Em 2007 eu tive um contato mais profundo com os livros da Anne Rice e com suas Crônicas Vampirescas. Acabei me encantando mais ainda por esses personagens que já haviam me cativado em filmes como a versão cinematográfica de ‘Entrevista com o vampiro’ e em livros como ‘A hora do vampiro’ do Stephen King e ‘Os Noturnos’ da brasileira Flávia Muniz. Este último, inclusive, inspirou os dois poemas que vou postar hoje. Eles são também do final de 2007, quando adquiri esse livro em um sebo, durante a Feira do Livro de Brasília. A maioria pode achá-los um pouco ‘estranhos’, mas no fundo eles têm certa beleza.

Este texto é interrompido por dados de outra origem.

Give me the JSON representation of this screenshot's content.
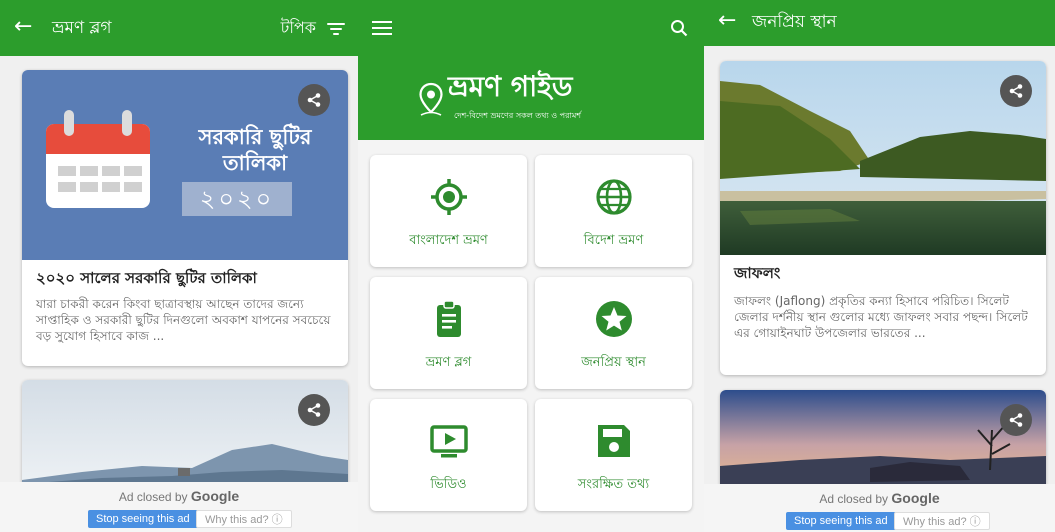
{
  "screens": {
    "blog": {
      "title": "ভ্রমণ ব্লগ",
      "topic_label": "টপিক",
      "cards": [
        {
          "image_heading": "সরকারি ছুটির তালিকা",
          "image_year": "২০২০",
          "title": "২০২০ সালের সরকারি ছুটির তালিকা",
          "description": "যারা চাকরী করেন কিংবা ছাত্রাবস্থায় আছেন তাদের জন্যে সাপ্তাহিক ও সরকারী ছুটির দিনগুলো অবকাশ যাপনের সবচেয়ে বড় সুযোগ হিসাবে কাজ ..."
        },
        {}
      ],
      "ad": {
        "closed_by": "Ad closed by",
        "google": "Google",
        "stop": "Stop seeing this ad",
        "why": "Why this ad? ⓘ"
      }
    },
    "home": {
      "app_title": "ভ্রমণ গাইড",
      "app_subtitle": "দেশ-বিদেশ ভ্রমণের সকল তথ্য ও পরামর্শ",
      "tiles": [
        {
          "label": "বাংলাদেশ ভ্রমণ",
          "icon": "target-icon"
        },
        {
          "label": "বিদেশ ভ্রমণ",
          "icon": "globe-icon"
        },
        {
          "label": "ভ্রমণ ব্লগ",
          "icon": "clipboard-icon"
        },
        {
          "label": "জনপ্রিয় স্থান",
          "icon": "star-icon"
        },
        {
          "label": "ভিডিও",
          "icon": "video-icon"
        },
        {
          "label": "সংরক্ষিত তথ্য",
          "icon": "save-icon"
        }
      ]
    },
    "places": {
      "title": "জনপ্রিয় স্থান",
      "cards": [
        {
          "title": "জাফলং",
          "description": "জাফলং (Jaflong) প্রকৃতির কন্যা হিসাবে পরিচিত। সিলেট জেলার দর্শনীয় স্থান গুলোর মধ্যে জাফলং সবার পছন্দ। সিলেট এর গোয়াইনঘাট উপজেলার ভারতের ..."
        },
        {}
      ],
      "ad": {
        "closed_by": "Ad closed by",
        "google": "Google",
        "stop": "Stop seeing this ad",
        "why": "Why this ad? ⓘ"
      }
    }
  },
  "colors": {
    "brand_green": "#2c9d2c",
    "tile_green": "#2e8b2e",
    "calendar_blue_bg": "#5a7db5",
    "calendar_red": "#e74c3c",
    "ad_blue": "#4a90e2"
  }
}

Fazem parte de uma época em que costuma escrever com uma frequência louca.
Noturno I
Procuro seus braços
Seu calor pra me aquecer
Fria está a noite
Eterna noite sem te ter.
Fecho meus olhos e sonho
Em teus braços me encontrar
Apesar de saber que a lua
Privou-me de te achar.
A noite é minha morada
Os becos meu caminhar
Sem rumo persigo as sombras
Que insistem em me atormentar.
Noturno II
Quem pode contar a história
Da noite que o está a envolver
Senão aquele que dela é filho
Aquele que morreu pra viver.
Sangue, sangue, sangue
Ouço a alma em sede gritar
Em velada e obscura espera
O sangue inocente a vai saciar.
E depois de saciado o desejo
Próximo vem o amanhecer
Recolhe-se em esquife encarnada
Sua alma obscura a proteger.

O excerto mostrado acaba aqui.